The present invention has been described with reference to preferred embodiments that will enable persons skilled in the art to recognize additional embodiments and/or applications which incorporate the essence of the present invention. Those skilled in the art will also recognize that the preferred embodiments may be modified in various ways without departing from the scope of the present invention. For example, various inertia altering devices, including a flywheel and/or resistance mechanisms may be added to the machines. Also, various linkage arrangements may be used to move the skates relative to the frame and/or the foot supports relative to the skates.

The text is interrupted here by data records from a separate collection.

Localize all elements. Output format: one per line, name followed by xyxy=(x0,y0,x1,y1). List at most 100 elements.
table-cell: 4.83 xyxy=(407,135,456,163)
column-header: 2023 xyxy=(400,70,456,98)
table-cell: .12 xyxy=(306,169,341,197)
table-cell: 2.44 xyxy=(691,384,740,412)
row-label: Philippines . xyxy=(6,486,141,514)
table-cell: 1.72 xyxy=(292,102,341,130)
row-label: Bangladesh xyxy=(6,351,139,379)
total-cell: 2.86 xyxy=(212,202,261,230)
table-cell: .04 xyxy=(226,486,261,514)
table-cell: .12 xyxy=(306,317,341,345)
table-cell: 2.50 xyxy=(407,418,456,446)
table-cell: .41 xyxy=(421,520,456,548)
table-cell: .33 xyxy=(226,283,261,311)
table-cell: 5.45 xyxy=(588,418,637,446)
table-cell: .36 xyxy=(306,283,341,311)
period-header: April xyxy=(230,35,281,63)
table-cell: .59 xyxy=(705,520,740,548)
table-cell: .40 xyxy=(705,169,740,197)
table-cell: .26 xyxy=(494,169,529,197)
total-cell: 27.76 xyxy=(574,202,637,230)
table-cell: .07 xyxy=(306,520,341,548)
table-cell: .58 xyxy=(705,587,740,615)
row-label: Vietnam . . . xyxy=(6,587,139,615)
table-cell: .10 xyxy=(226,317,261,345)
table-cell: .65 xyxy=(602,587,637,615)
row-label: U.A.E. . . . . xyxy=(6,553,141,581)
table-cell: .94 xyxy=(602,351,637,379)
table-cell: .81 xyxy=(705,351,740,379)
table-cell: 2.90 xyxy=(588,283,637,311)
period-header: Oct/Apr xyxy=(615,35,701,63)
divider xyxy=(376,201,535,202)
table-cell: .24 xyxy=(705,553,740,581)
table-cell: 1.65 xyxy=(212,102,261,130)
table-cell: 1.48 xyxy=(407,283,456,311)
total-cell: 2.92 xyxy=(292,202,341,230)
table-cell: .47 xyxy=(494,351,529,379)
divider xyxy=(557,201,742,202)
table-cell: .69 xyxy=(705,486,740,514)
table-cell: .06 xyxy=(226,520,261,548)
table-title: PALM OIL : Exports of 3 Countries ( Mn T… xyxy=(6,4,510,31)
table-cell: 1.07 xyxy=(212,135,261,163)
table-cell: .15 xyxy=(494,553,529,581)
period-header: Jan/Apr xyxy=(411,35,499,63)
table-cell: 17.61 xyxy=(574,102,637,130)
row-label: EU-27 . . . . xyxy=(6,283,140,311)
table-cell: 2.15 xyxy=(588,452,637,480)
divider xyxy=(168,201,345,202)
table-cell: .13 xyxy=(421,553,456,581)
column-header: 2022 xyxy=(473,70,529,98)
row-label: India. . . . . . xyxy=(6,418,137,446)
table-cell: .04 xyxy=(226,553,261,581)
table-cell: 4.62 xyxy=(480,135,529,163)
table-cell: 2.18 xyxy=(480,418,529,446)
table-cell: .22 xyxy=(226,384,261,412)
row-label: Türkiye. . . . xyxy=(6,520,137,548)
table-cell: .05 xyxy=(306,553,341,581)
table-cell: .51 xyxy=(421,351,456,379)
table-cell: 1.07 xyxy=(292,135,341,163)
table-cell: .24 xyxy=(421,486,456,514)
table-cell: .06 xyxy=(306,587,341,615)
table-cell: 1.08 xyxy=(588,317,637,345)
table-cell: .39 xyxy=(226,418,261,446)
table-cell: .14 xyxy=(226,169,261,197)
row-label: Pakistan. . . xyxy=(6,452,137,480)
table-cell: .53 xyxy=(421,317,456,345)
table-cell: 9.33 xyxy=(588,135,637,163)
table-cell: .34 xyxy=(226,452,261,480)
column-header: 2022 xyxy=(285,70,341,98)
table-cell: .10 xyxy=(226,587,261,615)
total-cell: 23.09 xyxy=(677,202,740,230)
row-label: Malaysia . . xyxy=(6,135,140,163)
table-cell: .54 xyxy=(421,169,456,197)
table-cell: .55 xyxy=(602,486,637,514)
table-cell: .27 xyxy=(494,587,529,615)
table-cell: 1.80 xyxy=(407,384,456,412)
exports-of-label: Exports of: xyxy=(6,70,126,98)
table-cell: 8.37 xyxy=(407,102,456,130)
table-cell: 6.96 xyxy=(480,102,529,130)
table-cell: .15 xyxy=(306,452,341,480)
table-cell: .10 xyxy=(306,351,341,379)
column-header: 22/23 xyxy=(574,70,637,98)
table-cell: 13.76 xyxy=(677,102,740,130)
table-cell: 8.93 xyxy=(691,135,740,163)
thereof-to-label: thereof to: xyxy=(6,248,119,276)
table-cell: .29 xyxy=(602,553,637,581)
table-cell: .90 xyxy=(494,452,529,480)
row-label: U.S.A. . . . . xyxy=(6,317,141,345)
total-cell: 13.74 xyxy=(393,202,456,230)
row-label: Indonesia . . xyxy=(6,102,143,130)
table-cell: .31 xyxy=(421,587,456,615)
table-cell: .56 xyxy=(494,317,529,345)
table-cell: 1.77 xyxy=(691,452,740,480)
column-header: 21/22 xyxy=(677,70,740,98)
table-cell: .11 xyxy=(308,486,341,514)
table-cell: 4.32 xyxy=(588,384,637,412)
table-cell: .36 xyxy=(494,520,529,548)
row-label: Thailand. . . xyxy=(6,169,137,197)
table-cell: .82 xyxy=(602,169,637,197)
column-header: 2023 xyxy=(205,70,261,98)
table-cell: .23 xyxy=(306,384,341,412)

With the foregoing in mind, the scope of the present invention is to be limited only to the extent of the following claims.

Claims

1. An exercise device, comprising:

a frame configured to rest on a floor surface;

a left skate movably mounted on the frame;

first and second left rocker arms pivotally connected to the left skate;

a left foot support pivotally connected to the left rocker arms to define a left four bar linkage that maintains the left skate in a fixed orientation relative to the frame;

a right skate movably mounted on the frame;

first and second right rocker arms pivotally connected to the right skate;

a right foot support pivotally connected to the right rocker arms to define a right four bar linkage that maintains the right skate in a fixed orientation relative to the frame;

a left crank and a right crank, wherein each said crank is rotatably mounted on the frame;

left and right first moving means interconnected between a respective said crank and a portion of a respective said four bar linkage that moves relative to a respective said skate, for moving a respective said foot support relative to a respective said skate; and

left and right second moving means interconnected between a respective said crank and a respective said skate, for moving the respective said skate relative to the frame.

2. The exercise device of claim 1, wherein each said first moving means includes at least one rigid link pivotally interconnected between a respective said crank and a respective said portion.

3. The exercise device of claim 1, wherein each said second moving means includes at least one rigid link pivotally interconnected between a respective said crank and a respective said skate.